Replies are listed 'Best First'.
Re: Removing duplicate filenames in different directories from an array
by wind (Priest) on Jan 30, 2011 at 20:29 UTC
    The code can probably be condensed, but this will get you what you want.
    use strict; use File::Basename qw(basename); my @files = qw( /data/node12/file-29-2.txt /data/node12/file-34-2.txt /data/node12/file-50-2.txt /data/node30/file-34-2.txt /data/node30/file-60-2.txt /data/node30/file-62-2.txt /data/node34/file-29-2.txt ); my %seen = (); foreach my $file (@files) { my $bn = basename($file); if ($bn =~ /(\d+)/) { my $id = $1; if ($seen{$id}++) { print "$file needs to be deleted\n"; } } else { warn "Unexpected file found: $file\n"; } }
    - Miller
      ... condensed ...
      >perl -wMstrict -le "my @filenames = qw( /data/node12/file-29-2.txt /data/node12/file-34-2.txt /data/node12/file-50-2.txt /data/node30/file-34-2.txt /data/node30/file-60-2.txt /data/node30/file-62-2.txt /data/node34/file-29-2.txt ); ;; my %seen; my @unique = grep { m{ (-\d\d-) }xms; !$seen{$1}++ } @filenames; print qq{'$_'} for @unique; " '/data/node12/file-29-2.txt' '/data/node12/file-34-2.txt' '/data/node12/file-50-2.txt' '/data/node30/file-60-2.txt' '/data/node30/file-62-2.txt'

      If the file names are in a file with one name per line, this could even be a one-liner.

Re: Removing duplicate filenames in different directories from an array
by chrestomanci (Priest) on Jan 30, 2011 at 21:15 UTC

    You could put the file-names to keep in an array. Perl will waste a bit of space on empty slots, but so long as the largest number is not huge it should be efficient.

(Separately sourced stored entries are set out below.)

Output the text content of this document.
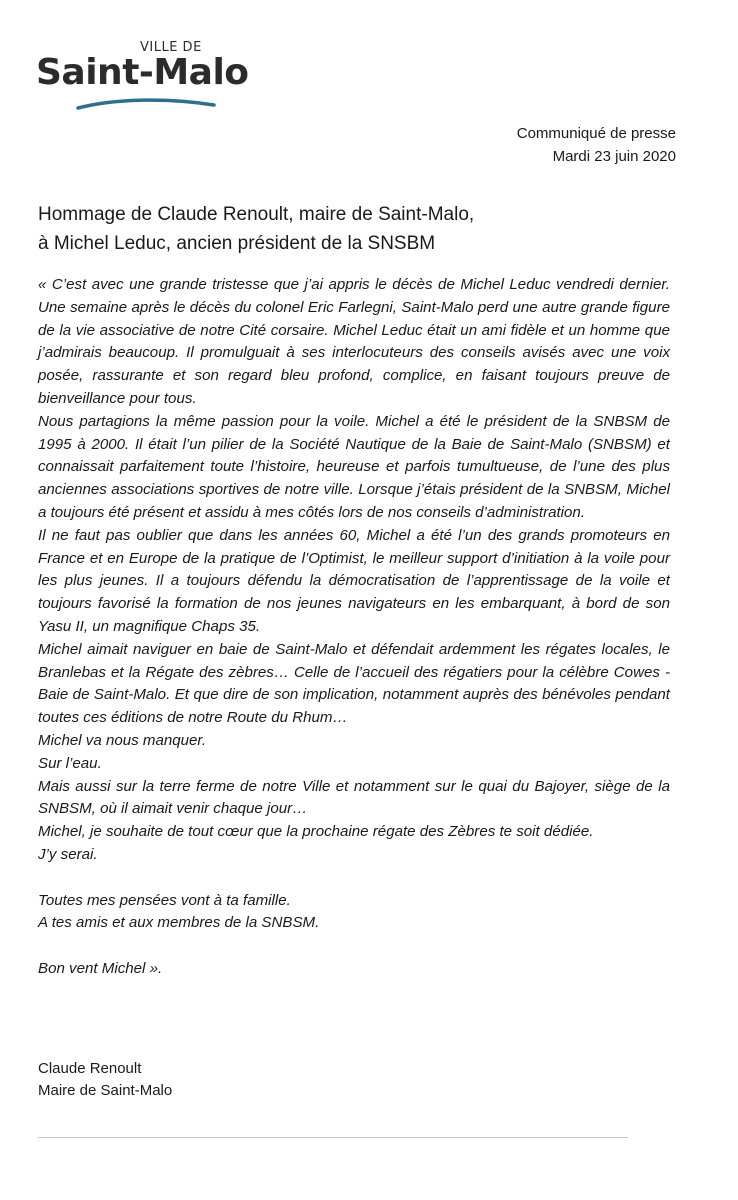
VILLE DE
Saint-Malo
Communiqué de presse
Mardi 23 juin 2020
Hommage de Claude Renoult, maire de Saint-Malo,
à Michel Leduc, ancien président de la SNSBM

« C’est avec une grande tristesse que j’ai appris le décès de Michel Leduc vendredi dernier. Une semaine après le décès du colonel Eric Farlegni, Saint-Malo perd une autre grande figure de la vie associative de notre Cité corsaire. Michel Leduc était un ami fidèle et un homme que j’admirais beaucoup. Il promulguait à ses interlocuteurs des conseils avisés avec une voix posée, rassurante et son regard bleu profond, complice, en faisant toujours preuve de bienveillance pour tous.

Nous partagions la même passion pour la voile. Michel a été le président de la SNBSM de 1995 à 2000. Il était l’un pilier de la Société Nautique de la Baie de Saint-Malo (SNBSM) et connaissait parfaitement toute l’histoire, heureuse et parfois tumultueuse, de l’une des plus anciennes associations sportives de notre ville. Lorsque j’étais président de la SNBSM, Michel a toujours été présent et assidu à mes côtés lors de nos conseils d’administration.

Il ne faut pas oublier que dans les années 60, Michel a été l’un des grands promoteurs en France et en Europe de la pratique de l’Optimist, le meilleur support d’initiation à la voile pour les plus jeunes. Il a toujours défendu la démocratisation de l’apprentissage de la voile et toujours favorisé la formation de nos jeunes navigateurs en les embarquant, à bord de son Yasu II, un magnifique Chaps 35.

Michel aimait naviguer en baie de Saint-Malo et défendait ardemment les régates locales, le Branlebas et la Régate des zèbres… Celle de l’accueil des régatiers pour la célèbre Cowes - Baie de Saint-Malo. Et que dire de son implication, notamment auprès des bénévoles pendant toutes ces éditions de notre Route du Rhum…

Michel va nous manquer.

Sur l’eau.

Mais aussi sur la terre ferme de notre Ville et notamment sur le quai du Bajoyer, siège de la SNBSM, où il aimait venir chaque jour…

Michel, je souhaite de tout cœur que la prochaine régate des Zèbres te soit dédiée.

J’y serai.

Toutes mes pensées vont à ta famille.

A tes amis et aux membres de la SNBSM.

Bon vent Michel ».

Claude Renoult
Maire de Saint-Malo
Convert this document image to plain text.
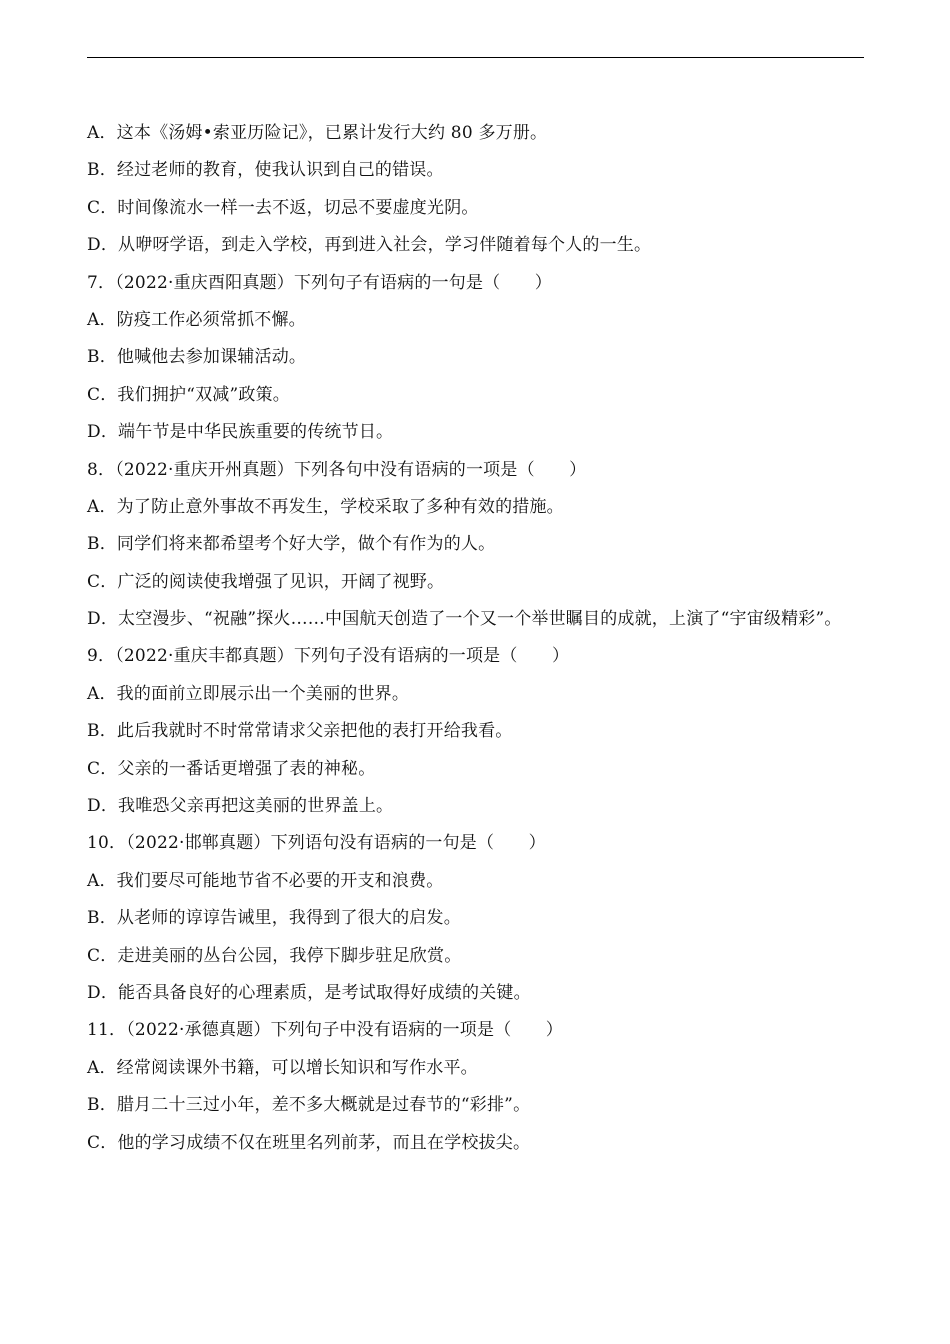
A．这本《汤姆•索亚历险记》，已累计发行大约 80 多万册。
B．经过老师的教育，使我认识到自己的错误。
C．时间像流水一样一去不返，切忌不要虚度光阴。
D．从咿呀学语，到走入学校，再到进入社会，学习伴随着每个人的一生。
7．（2022·重庆酉阳真题）下列句子有语病的一句是（　　）
A．防疫工作必须常抓不懈。
B．他喊他去参加课辅活动。
C．我们拥护“双减”政策。
D．端午节是中华民族重要的传统节日。
8．（2022·重庆开州真题）下列各句中没有语病的一项是（　　）
A．为了防止意外事故不再发生，学校采取了多种有效的措施。
B．同学们将来都希望考个好大学，做个有作为的人。
C．广泛的阅读使我增强了见识，开阔了视野。
D．太空漫步、“祝融”探火……中国航天创造了一个又一个举世瞩目的成就，上演了“宇宙级精彩”。
9．（2022·重庆丰都真题）下列句子没有语病的一项是（　　）
A．我的面前立即展示出一个美丽的世界。
B．此后我就时不时常常请求父亲把他的表打开给我看。
C．父亲的一番话更增强了表的神秘。
D．我唯恐父亲再把这美丽的世界盖上。
10．（2022·邯郸真题）下列语句没有语病的一句是（　　）
A．我们要尽可能地节省不必要的开支和浪费。
B．从老师的谆谆告诫里，我得到了很大的启发。
C．走进美丽的丛台公园，我停下脚步驻足欣赏。
D．能否具备良好的心理素质，是考试取得好成绩的关键。
11．（2022·承德真题）下列句子中没有语病的一项是（　　）
A．经常阅读课外书籍，可以增长知识和写作水平。
B．腊月二十三过小年，差不多大概就是过春节的“彩排”。
C．他的学习成绩不仅在班里名列前茅，而且在学校拔尖。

    my @filenames foreach my $file (@files) { if( $file =~ m:/file-(\d+)-2.txt$: ) { $filenames[$1] = $file; } else { warn "Unexpected file found: $file\n"; } } foreach my $file (@files) { print $file if defined $file; }

    This method will silently discard duplicates, which may or may not be a problem for what you are trying to do, but it will be fast.